Average Score 95% C.I.

rep_num = seq(25, 2500, by=25)

par(mfrow=c(1,2))
sd_list_A = boots_trap(rep_num, Section_A$score)
sd_list_C = boots_trap(rep_num, Section_C$score)

plot(rep_num, sd_list_A, ylim = c(0.015,0.025), xlab = "# Repetition",ylab = "SD",main = "Section A")
plot(rep_num, sd_list_C, ylim = c(0.015,0.025), xlab = "# Repetition",ylab = "SD",main = "Section C")

mean(Section_A$score) + c(-1, 1) * qnorm(0.975) * sd_list_A[length(sd_list_A)]
## [1] 80.60049 80.66978
mean(Section_C$score) + c(-1, 1) * qnorm(0.975) * sd_list_A[length(sd_list_C)]
## [1] 81.63203 81.70131

We observed that after a certain amount of repetition (around after 1000 repetitions), the calculated standard deviation narrowed down to a specific value. Then we used that sd value to construct a 95% confidence interval for each section’s average midterm score. It turned out, the difference between the average score of two sections is about 1 point. We wanted to test whether it is statistically significant and used the permutation test to test this hypothesis.

Permutation Test

permutation_test = function(list1, list2, rep_num) {
  
  diff = c()
  mean_diff = mean(list1) - mean(list2)
  total_list = c(list1, list2)
  list_length = length(total_list)
  replicate = replicate(rep_num, sample(list_length, length(list1)))
  
  for(i in 1:rep_num) {
    samepl_mean_diff = mean(total_list[replicate[,i]]) - mean(total_list[-replicate[,i]])
    diff = append(diff,samepl_mean_diff)
  }
  
  two_sided = mean(abs(diff) > abs(mean_diff))
  list(diff=diff, significance = two_sided)
}

perm_test = permutation_test(Section_A$score, Section_C$score, 1000)
perm_test$significance
## [1] 0.623
hist(perm_test$diff,xlab = "Score Difference", main = "Score Difference Histrogram")

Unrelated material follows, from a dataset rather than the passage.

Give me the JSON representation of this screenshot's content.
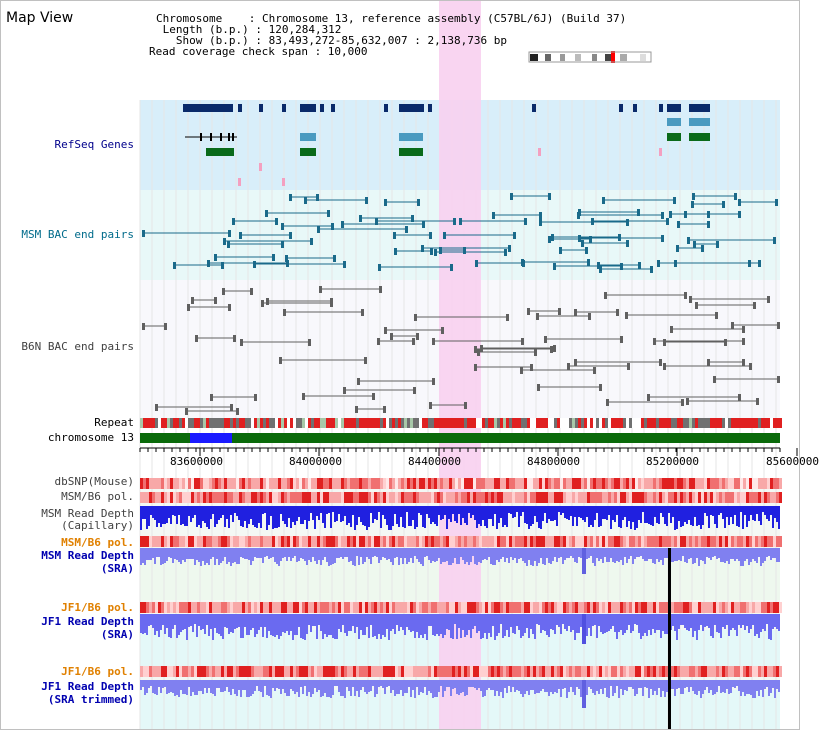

The purpose of our permutation test was to determine if there is significant evidence to reject the hypothesis that the observed sample means from two different sections are the same. We used this resampling method to compare the average score from two different score distributions and compute the achieved significance level(ASL).

We were hoping to obtain ASL below 0.05 to achieve a 95% significance level; however, as much higher ASL showed us, we could not find a significant difference between the average midterm score of two sections.

Conclusion

By using a more in-depth idea of statistics such as bootstrap and permutation test, we could perform score difference analysis beyond average score comparisons. By doing more complex analysis, we were able to have statistical evidence on this question.

Based on this analysis, we learned that there is no statistically significant difference between the two sections’ midterm score. As a TA, it was relieving that being in different sections will not result in different grades since that could be a sign of bias.